I have a secret. But not for long. Because I'm about to confess. I can't hold it in any longer. My Christmas tree is still standing.

Don't you hate to let go of that holiday spirit? That festive mood that starts the day after Halloween, thanks to The Devil's Playground? I love that time of year. The #1 son was born in December, and The Pony was born in February. So I associate the winter months with that sweet anticipation. My cold, cold heart warms a few degrees during blizzard season.

The Ides of March have come and gone, and still my tree hangs on. It's not a real tree. Curmudgeon H decreed that we would have only one Christmas tree last year. That's just crazy talk. I've always had an artificial tree in the living room, and a real Scotch pine in the basement family room. It's free, because some relatives own a tree farm, and graciously give living, breathing trees to the kin. Well, they're living until we saw the sap out of them and impale their trunks with three screws. But they smell so good when they're dying a slow death, with a mercy dose of aspirin to kill their pain. One tree, indeed. That Darn H is such a fun-sucker.

My lone Christmas tree is in the basement, fully decorated. Every evening, The Pony plugs in the lights, and we watch TV by the sweet multicolored glow. At the end of January, King H issued a proclamation that all Christmas trees would be dismantled by February 1 in the Kingdom of Hillmomba. I scoff at his laws.

The Pony and I have our sights set on an Easter deadline. Actually, The Pony thinks Old Tannenbaum will last until Christmas this year. I cannot concur. He must be put away when school is out Memorial Day weekend.
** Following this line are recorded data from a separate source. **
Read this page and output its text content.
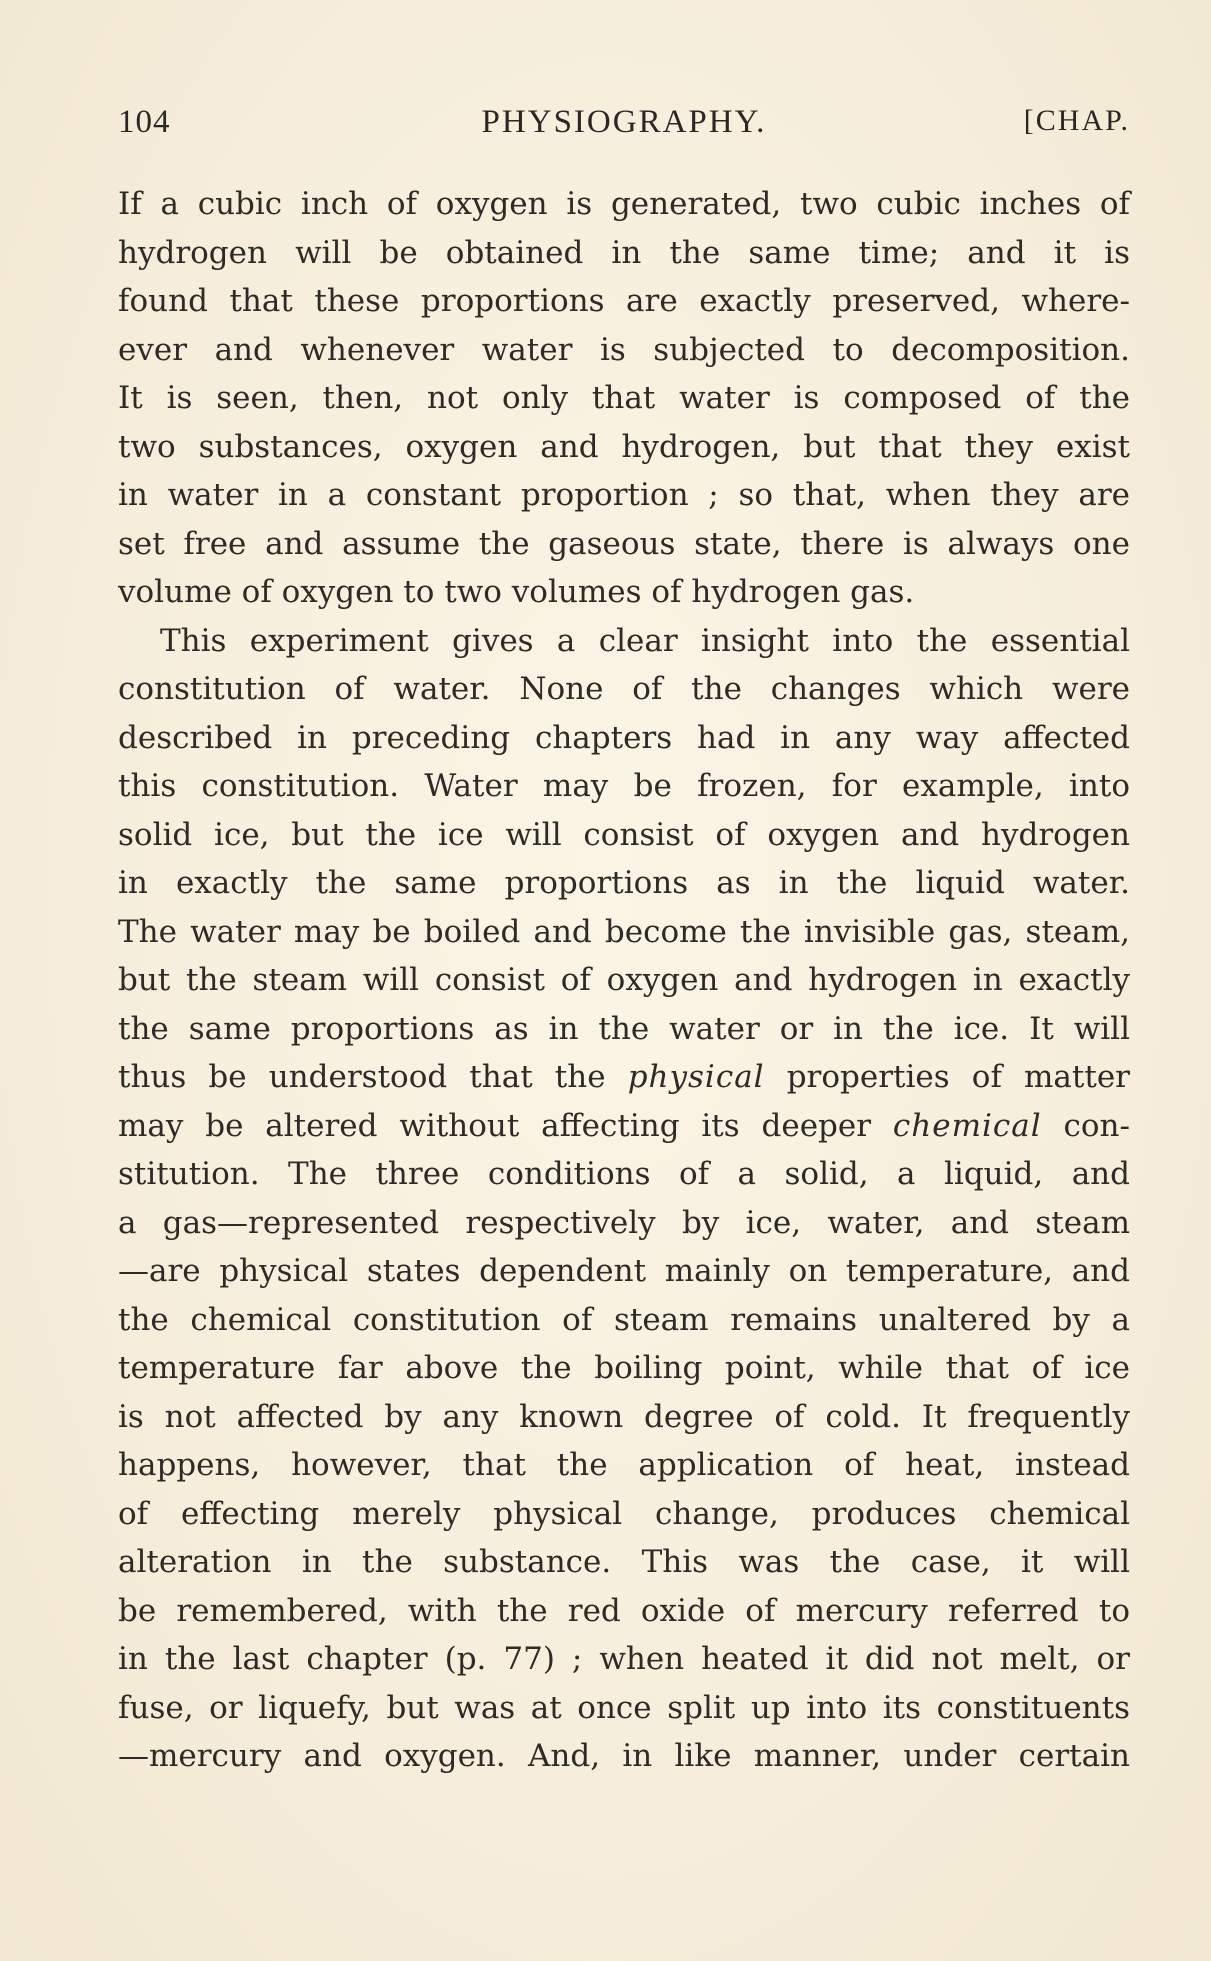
104	PHYSIOGRAPHY.	[CHAP.
If a cubic inch of oxygen is generated, two cubic inches of
hydrogen will be obtained in the same time; and it is
found that these proportions are exactly preserved, where-
ever and whenever water is subjected to decomposition.
It is seen, then, not only that water is composed of the
two substances, oxygen and hydrogen, but that they exist
in water in a constant proportion ; so that, when they are
set free and assume the gaseous state, there is always one
volume of oxygen to two volumes of hydrogen gas.
This experiment gives a clear insight into the essential
constitution of water. None of the changes which were
described in preceding chapters had in any way affected
this constitution. Water may be frozen, for example, into
solid ice, but the ice will consist of oxygen and hydrogen
in exactly the same proportions as in the liquid water.
The water may be boiled and become the invisible gas, steam,
but the steam will consist of oxygen and hydrogen in exactly
the same proportions as in the water or in the ice. It will
thus be understood that the physical properties of matter
may be altered without affecting its deeper chemical con-
stitution. The three conditions of a solid, a liquid, and
a gas—represented respectively by ice, water, and steam
—are physical states dependent mainly on temperature, and
the chemical constitution of steam remains unaltered by a
temperature far above the boiling point, while that of ice
is not affected by any known degree of cold. It frequently
happens, however, that the application of heat, instead
of effecting merely physical change, produces chemical
alteration in the substance. This was the case, it will
be remembered, with the red oxide of mercury referred to
in the last chapter (p. 77) ; when heated it did not melt, or
fuse, or liquefy, but was at once split up into its constituents
—mercury and oxygen. And, in like manner, under certain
Otherwise, I have nothing to look forward to the day after Halloween.


Kathy's Klothesline said...

You might have already taken the tree down had the proclamtion not been made to scoff at .......

PossumManor said...

I have a secret too. All my Christmas decorations are still piled up on the front porch. Some are boxed. Others have been batted around by the cat.Pure Appalachian stereotype, that's what I am.

Hillbilly Mom said...

EXACTLY!!! I suffer from Oppositional-Defiant Disorder. Actually, I don't suffer at all. Opposite H does all the suffering.

Will I see you soon on Hoarders? Or are you just in training?
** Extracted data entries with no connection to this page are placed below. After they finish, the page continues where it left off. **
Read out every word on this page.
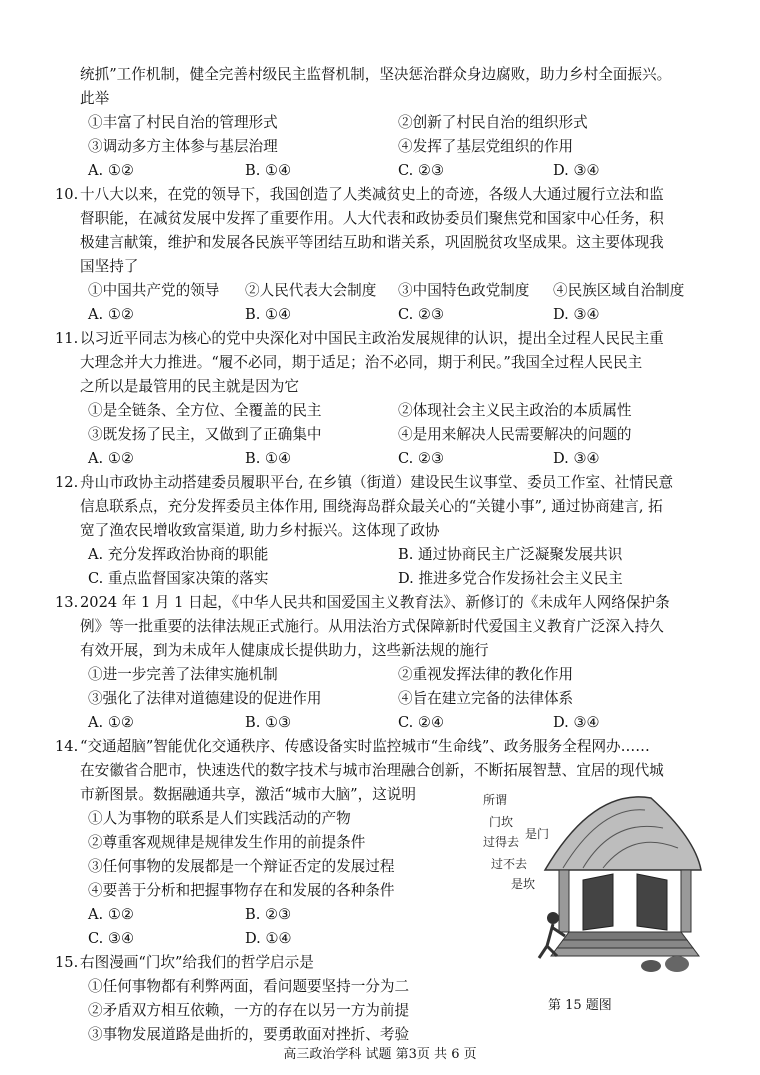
统抓”工作机制，健全完善村级民主监督机制，坚决惩治群众身边腐败，助力乡村全面振兴。
此举
①丰富了村民自治的管理形式	②创新了村民自治的组织形式
③调动多方主体参与基层治理	④发挥了基层党组织的作用
A. ①②	B. ①④	C. ②③	D. ③④
10. 十八大以来，在党的领导下，我国创造了人类减贫史上的奇迹，各级人大通过履行立法和监
督职能，在减贫发展中发挥了重要作用。人大代表和政协委员们聚焦党和国家中心任务，积
极建言献策，维护和发展各民族平等团结互助和谐关系，巩固脱贫攻坚成果。这主要体现我
国坚持了
①中国共产党的领导 ②人民代表大会制度 ③中国特色政党制度 ④民族区域自治制度
A. ①②	B. ①④	C. ②③	D. ③④
11. 以习近平同志为核心的党中央深化对中国民主政治发展规律的认识，提出全过程人民民主重
大理念并大力推进。“履不必同，期于适足；治不必同，期于利民。”我国全过程人民民主
之所以是最管用的民主就是因为它
①是全链条、全方位、全覆盖的民主	②体现社会主义民主政治的本质属性
③既发扬了民主，又做到了正确集中	④是用来解决人民需要解决的问题的
A. ①②	B. ①④	C. ②③	D. ③④
12. 舟山市政协主动搭建委员履职平台, 在乡镇（街道）建设民生议事堂、委员工作室、社情民意
信息联系点，充分发挥委员主体作用, 围绕海岛群众最关心的“关键小事”, 通过协商建言, 拓
宽了渔农民增收致富渠道, 助力乡村振兴。这体现了政协
A. 充分发挥政治协商的职能	B. 通过协商民主广泛凝聚发展共识
C. 重点监督国家决策的落实	D. 推进多党合作发扬社会主义民主
13. 2024 年 1 月 1 日起，《中华人民共和国爱国主义教育法》、新修订的《未成年人网络保护条
例》等一批重要的法律法规正式施行。从用法治方式保障新时代爱国主义教育广泛深入持久
有效开展，到为未成年人健康成长提供助力，这些新法规的施行
①进一步完善了法律实施机制	②重视发挥法律的教化作用
③强化了法律对道德建设的促进作用	④旨在建立完备的法律体系
A. ①②	B. ①③	C. ②④	D. ③④
14. “交通超脑”智能优化交通秩序、传感设备实时监控城市“生命线”、政务服务全程网办……
在安徽省合肥市，快速迭代的数字技术与城市治理融合创新，不断拓展智慧、宜居的现代城
市新图景。数据融通共享，激活“城市大脑”，这说明
①人为事物的联系是人们实践活动的产物
②尊重客观规律是规律发生作用的前提条件
③任何事物的发展都是一个辩证否定的发展过程
④要善于分析和把握事物存在和发展的各种条件
A. ①②	B. ②③
C. ③④	D. ①④
15. 右图漫画“门坎”给我们的哲学启示是
①任何事物都有利弊两面，看问题要坚持一分为二
②矛盾双方相互依赖，一方的存在以另一方为前提
③事物发展道路是曲折的，要勇敢面对挫折、考验
所谓
门坎
过得去
是门
过不去
是坎
第 15 题图
高三政治学科 试题 第3页 共 6 页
And speaking of Appalachian stereotypes, do you happen to watch Teen Mom 2? Because those sweet West Virginia kids need captions so we can understand them. And Corey proposed to Leah in a fishing boat, with the ring on his fishing line, fresh out of the pond water.

labbie1 said...

My Christmas decorations are all down and in a bag in the RV waiting to be put into their box. I am loathe to go through the snow in the snot freezing cold to put them away. It is now beautiful out so I can get under the gooseneck to stow them once again! So are you still lighting a REAL tree????

Hillbilly Mom said...

No, I am not still lighting the real tree. I have no desire to become kindling. King H decreed that we were only having ONE tree this year, and it would be artificial. GRINCH! He's a real funsucker.